Toute invention technologique inquiète, c'est un truisme que de le rappeler. Platon déjà, faisait dire à Socrate que l'écriture "ne produira[it] que l'oubli dans l'esprit de ceux qui apprennent, en leur faisant négliger la mémoire ..." ajoutant "ils laisseront à ces caractères étrangers le soin de leur rappeler ce qu'ils auront confié à l'écriture, et n'en garderont eux-mêmes aucun souvenir." (1)
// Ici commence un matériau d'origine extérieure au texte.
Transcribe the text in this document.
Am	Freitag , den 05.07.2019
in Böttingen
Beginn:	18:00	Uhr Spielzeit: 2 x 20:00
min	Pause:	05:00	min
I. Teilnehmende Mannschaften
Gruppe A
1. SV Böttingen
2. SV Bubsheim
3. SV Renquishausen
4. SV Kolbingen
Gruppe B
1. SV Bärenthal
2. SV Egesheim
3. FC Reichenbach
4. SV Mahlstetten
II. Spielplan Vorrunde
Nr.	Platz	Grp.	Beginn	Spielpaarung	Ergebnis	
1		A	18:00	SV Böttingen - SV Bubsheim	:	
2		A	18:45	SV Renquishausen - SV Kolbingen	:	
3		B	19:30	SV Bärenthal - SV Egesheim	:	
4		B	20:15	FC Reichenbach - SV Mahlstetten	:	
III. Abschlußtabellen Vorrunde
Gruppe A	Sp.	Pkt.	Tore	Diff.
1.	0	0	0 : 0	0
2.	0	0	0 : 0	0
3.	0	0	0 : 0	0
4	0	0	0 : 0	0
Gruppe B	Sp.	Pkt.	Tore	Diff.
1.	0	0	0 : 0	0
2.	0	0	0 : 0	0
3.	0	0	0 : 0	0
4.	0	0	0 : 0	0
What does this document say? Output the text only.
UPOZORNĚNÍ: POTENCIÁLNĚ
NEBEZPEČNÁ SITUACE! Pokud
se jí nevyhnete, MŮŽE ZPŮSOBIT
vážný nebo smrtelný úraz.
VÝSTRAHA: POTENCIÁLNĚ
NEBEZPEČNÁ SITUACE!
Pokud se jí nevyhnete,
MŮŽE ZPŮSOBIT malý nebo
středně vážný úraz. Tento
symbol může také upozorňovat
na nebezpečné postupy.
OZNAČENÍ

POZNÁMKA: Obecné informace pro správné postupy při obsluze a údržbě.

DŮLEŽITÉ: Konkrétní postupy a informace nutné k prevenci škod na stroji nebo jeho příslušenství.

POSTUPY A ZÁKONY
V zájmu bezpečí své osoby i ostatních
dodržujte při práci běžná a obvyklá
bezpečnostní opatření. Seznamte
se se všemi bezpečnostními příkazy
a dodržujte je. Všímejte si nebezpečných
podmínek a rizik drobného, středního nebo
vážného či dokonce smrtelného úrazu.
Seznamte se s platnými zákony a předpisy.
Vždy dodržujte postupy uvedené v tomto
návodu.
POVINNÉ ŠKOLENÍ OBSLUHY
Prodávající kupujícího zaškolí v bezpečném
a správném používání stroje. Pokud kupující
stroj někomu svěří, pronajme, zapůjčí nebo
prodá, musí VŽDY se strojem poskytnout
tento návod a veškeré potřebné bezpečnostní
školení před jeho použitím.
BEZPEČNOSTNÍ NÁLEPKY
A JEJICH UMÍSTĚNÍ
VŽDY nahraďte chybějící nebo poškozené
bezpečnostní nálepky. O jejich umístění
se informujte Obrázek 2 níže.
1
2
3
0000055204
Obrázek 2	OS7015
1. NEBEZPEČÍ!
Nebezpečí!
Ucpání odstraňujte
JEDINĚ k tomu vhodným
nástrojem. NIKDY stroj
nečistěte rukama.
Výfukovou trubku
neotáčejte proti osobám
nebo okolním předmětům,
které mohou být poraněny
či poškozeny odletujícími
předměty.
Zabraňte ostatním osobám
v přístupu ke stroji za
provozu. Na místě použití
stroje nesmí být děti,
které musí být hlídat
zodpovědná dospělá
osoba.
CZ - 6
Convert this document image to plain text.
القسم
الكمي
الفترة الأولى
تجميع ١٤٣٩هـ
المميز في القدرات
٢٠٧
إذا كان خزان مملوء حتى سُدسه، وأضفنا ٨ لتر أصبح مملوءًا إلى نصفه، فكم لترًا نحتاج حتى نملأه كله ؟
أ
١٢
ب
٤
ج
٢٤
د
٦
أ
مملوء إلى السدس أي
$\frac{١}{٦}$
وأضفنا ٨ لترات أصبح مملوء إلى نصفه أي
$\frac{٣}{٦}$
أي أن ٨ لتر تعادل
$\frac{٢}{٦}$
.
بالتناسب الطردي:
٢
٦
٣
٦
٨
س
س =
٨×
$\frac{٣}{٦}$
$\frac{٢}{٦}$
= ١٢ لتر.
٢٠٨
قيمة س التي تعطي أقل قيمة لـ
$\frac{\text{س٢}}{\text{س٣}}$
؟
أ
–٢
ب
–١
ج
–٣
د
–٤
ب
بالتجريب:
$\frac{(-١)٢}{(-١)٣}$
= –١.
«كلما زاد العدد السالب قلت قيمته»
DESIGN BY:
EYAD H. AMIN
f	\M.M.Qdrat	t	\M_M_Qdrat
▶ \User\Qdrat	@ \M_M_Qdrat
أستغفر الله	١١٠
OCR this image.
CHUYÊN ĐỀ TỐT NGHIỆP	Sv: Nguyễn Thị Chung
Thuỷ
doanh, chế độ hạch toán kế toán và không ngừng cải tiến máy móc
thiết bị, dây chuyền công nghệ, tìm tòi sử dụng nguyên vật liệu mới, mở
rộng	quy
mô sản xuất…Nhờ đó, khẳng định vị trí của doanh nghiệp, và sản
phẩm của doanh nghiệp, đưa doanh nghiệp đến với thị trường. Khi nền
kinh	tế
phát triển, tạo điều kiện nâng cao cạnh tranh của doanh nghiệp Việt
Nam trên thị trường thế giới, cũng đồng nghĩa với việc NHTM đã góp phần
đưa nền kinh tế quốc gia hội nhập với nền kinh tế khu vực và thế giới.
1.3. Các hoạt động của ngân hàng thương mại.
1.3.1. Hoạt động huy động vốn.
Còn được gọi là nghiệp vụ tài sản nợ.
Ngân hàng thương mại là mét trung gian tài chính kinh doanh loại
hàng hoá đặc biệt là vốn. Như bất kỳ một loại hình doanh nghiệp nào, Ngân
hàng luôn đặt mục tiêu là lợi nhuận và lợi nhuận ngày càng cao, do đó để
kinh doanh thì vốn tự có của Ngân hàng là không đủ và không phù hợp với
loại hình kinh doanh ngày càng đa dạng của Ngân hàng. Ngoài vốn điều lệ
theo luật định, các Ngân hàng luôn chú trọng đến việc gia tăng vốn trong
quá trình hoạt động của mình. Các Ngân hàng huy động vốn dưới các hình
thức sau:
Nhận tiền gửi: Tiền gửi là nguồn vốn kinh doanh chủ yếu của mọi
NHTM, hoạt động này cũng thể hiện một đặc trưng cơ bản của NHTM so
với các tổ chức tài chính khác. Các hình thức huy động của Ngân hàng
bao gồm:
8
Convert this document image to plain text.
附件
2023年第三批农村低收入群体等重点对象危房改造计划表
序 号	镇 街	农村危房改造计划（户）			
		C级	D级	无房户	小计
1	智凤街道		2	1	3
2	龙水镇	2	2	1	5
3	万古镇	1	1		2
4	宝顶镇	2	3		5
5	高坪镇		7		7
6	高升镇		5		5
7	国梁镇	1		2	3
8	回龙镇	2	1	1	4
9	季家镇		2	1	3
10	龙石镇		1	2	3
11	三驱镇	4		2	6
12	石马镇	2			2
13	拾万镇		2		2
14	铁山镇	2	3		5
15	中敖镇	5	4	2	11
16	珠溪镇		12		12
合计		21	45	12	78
Conrad Gesner, un naturaliste suisse du XVIe siècle, est troublé par le surcroît d'informations que l'invention de l'imprimerie allait engendrer, créant à son avis "une situation déroutante et nuisible"(2). C'est ainsi que, pour organiser un peu tous ces savoirs dont l'abondance l'alarme, il s’attelle dès l'âge de 25 ans, à produire un catalogue bibliographique de toutes les œuvres écrites en latin, grec et hébreu, imprimées ou manuscrites (3) – devenant en quelque sorte le "père de la bibliographie". Son objectif était de montrer, pour la masse des ouvrages existants, une totalité cohérente et identifiable au premier coup d’œil, grâce à une présentation tabulaire. Cette volonté de recenser, d’indexer et de classer les ouvrages répond également à l’inquiétude que la multiplication des livres – autrement dit, l’excès d’information – conduise à la perte d’un certains nombre des textes hérités et conservés par la tradition (4). D'autres se sont insurgés, invoquant des dangers prévisibles sur la santé mentale de leurs contemporains, contre la liberté de la presse ou l'alphabétisation des masses, ou encore, contre le diffusion de l'éducation. Que n'a-t-on dit de la radio, suspecte détourner les enfants de la lecture et de diminuer leurs performances scolaires, et plus encore de la télévision, accusée quant à elle de mettre en péril la radio, la conversation, la lecture, et même le noyau familial. Le pire de ses maux étant qu’elle nous pouvait que provoquer une vulgarisation accrue de la culture américaine.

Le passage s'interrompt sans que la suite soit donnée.